The traditional workshop has its pros and cons but it is successful, partially, in that it brings writers together and provides an opportunity for them to focus on their craft, learn from their peers and potentially improve. For one, writers need a place to retreat and be with other writers because no one understands writers like other writers. And much like writers need to continuously read and write in order to grow, we also need to continuously reflect, share our work, brainstorm ideas and be mentored. Workshops provide an opportunity for all of this.
Francois Camoin says: “The workshop may take place in the same classroom as the literature course, but what goes on there is a scandal, an affront to the English department. Imagine a class in which the teacher is, for the most part, silent… Most of all it contradicts the metaphysics of literary study, which asserts that there is a place outside of texts where the scholar, the critic, can stand, and, like Aristotle’s God, comment without being commented on… every day, I walk into a workshop and deal with living writers who are full of as many intentions as anyone can stand, and then some. The Law of the Workshop, which does not allow them to speak, is both necessary and terrible.”
Camoin’s words support the need for the traditional workshop while pointing out challenges. I agree with him and I would even add that, in some ways, the parts which are most challenging are also the parts which are most necessary. For example, the concept of putting the writer in a bubble where he or she must listen without responding has deep rooted flaws, including misinterpretation from both sides. However, if the writer being critiqued was permitted to exist outside the bubble, nothing would get accomplished because writers would constantly be interrupting, explaining or defending their work and the critics might hold back or feel stifled.

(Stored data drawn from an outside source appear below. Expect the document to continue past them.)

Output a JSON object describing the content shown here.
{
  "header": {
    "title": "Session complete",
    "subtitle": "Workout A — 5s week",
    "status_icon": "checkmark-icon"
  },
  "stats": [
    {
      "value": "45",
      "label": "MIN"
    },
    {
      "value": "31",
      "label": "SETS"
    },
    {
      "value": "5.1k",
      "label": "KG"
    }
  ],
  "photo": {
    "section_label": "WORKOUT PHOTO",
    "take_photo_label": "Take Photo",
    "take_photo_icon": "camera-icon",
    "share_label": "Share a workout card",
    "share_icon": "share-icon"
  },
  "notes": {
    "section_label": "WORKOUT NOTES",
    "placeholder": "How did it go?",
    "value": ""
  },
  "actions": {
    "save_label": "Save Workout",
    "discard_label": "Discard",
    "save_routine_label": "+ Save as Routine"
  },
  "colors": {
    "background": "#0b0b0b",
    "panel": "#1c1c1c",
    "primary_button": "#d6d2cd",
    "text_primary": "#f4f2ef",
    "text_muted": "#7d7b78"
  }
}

I’ve participated in workshops and have had both positive and negative experiences. I once had to listen to someone who clearly hadn’t thoroughly read my submission. She missed a key detail in the first paragraph and kept going on and on about how I’d left it out. If I could speak, I could have clarified (maybe even pointed to the sentence) and she could have saved her breath and perhaps moved on to something else. Another time, a fellow writer continuously asked me questions—not rhetorical questions but questions requiring answers—and I felt compelled to answer but couldn’t. I’ve also witnessed people simply agreeing with someone else’s comments rather than adding anything worthwhile of their own. Don’t get me wrong; my experiences weren’t all bad. There have been plenty of times when I’ve received invaluable lessons from the feedback provided (whether meant for me or someone else) or a new way of looking at something or the answer to a specific problem. In one particularly successful workshop, the teacher asked that we swap notes at the end and give the physically marked-up pages back to the subject. I liked that a lot because I found there was often far more written down than verbalized during the critiques. Another teacher would, at the end, summarize everything said, provide additional feedback and allow the class the opportunity to ask her and each other questions about what was said. This helped clarify misunderstandings and promoted discussion.

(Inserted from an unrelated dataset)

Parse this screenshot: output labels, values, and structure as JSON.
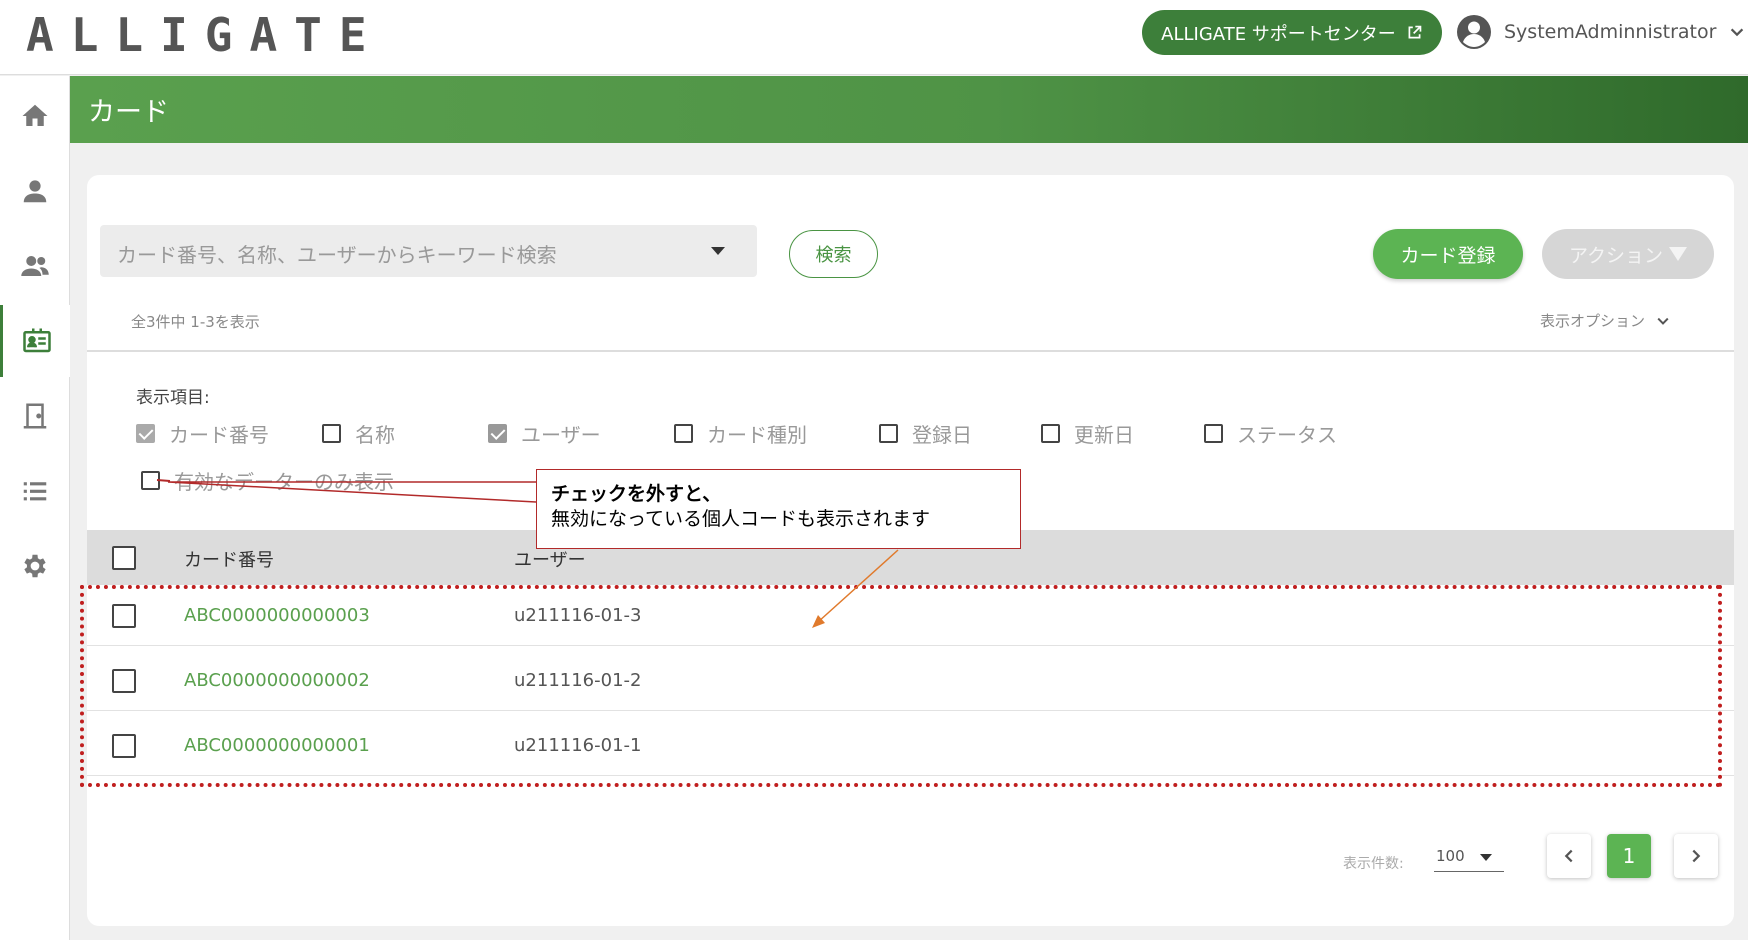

The traditional workshop is certainly not without its challenges. One of the biggest in my opinion is the bubble in its current state, mainly because it makes the assumption that the person giving the feedback is correct. Plus if the writer can’t speak, then he or she cannot ask questions, clarify, defend, explain or even provide context. Another issue is the need-to-change mentality. Camoin says, “In the workshop there is no outside; we speak and everything changes.” So many writers get feedback and then run home and change everything based on what they were told in the workshop. Sometimes they even re-submit the changes as if they are trying to please the class. This is a big mistake. Processing feedback, much like working on a revision, requires much thought, time and digestion. Other issues include discrimination, caddy competitiveness, people not doing the work and others doing the work but simply not “getting it.”

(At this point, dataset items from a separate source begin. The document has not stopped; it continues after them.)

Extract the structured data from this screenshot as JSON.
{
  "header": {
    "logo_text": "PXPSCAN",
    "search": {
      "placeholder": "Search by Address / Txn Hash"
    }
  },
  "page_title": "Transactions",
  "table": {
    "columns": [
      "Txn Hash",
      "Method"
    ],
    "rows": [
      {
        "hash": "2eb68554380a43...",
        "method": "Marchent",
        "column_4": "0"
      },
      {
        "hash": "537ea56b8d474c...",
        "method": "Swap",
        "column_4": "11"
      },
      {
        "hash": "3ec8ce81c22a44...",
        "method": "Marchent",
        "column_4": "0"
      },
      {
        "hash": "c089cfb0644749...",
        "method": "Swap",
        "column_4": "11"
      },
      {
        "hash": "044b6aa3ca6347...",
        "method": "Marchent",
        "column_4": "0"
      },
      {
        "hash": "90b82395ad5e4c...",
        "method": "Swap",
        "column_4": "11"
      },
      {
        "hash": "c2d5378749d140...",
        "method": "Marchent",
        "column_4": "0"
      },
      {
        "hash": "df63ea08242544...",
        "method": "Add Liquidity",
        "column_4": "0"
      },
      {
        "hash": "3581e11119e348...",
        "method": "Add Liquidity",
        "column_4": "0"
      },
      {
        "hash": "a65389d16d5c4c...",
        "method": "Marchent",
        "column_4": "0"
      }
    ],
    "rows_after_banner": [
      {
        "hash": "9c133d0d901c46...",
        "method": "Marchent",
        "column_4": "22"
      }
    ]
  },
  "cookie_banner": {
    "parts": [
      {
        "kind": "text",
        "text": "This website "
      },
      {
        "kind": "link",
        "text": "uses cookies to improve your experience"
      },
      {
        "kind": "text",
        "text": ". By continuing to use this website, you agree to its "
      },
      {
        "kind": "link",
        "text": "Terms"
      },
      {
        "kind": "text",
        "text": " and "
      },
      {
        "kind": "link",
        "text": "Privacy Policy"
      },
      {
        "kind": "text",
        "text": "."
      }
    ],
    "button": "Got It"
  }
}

Solving some of the problems would obviously make for better workshops. For example, the bubble could be tweaked to allow some level of interaction. Minimally, the writer could have the opportunity to step outside of it and respond when the critique is complete. Also, the teacher could play a more active role. Teachers have far too much experience, value and insight to simply serve as moderators. Finally, rather than have everyone in the workshop read everyone else’s work, students could be able to choose who and what they read and evaluate. I like how the online classes work in that most teachers require students to select and provide feedback to just three other students (with the exception that one be the person with the least amount of critiques). It’s too much for a student to read everything, provide feedback to everyone and also write. There’s not enough time; and creativity requires time, energy and focus. Additionally, reducing the load would enable writers to focus on the areas in which they excel and that would benefit both parties. For example, the quality of review and feedback between a romance writer and a horror writer may not be quite as beneficial as romance writer to romance writer or horror writer to horror writer. Perhaps workshops could be broken down by genre for increased benefit.
While it is not possible to eliminate every issue, such as discrimination and people not doing the work, addressing issues which can be solved, brainstorming solutions and admitting that other issues may in fact exist will help the workshop and its participants evolve.
Camoin, Francois. “The Workshop and Its Discontents.” Colors of a Different Horse. Bishop, Wendy and Ostrom, Hans. National University. 3-7.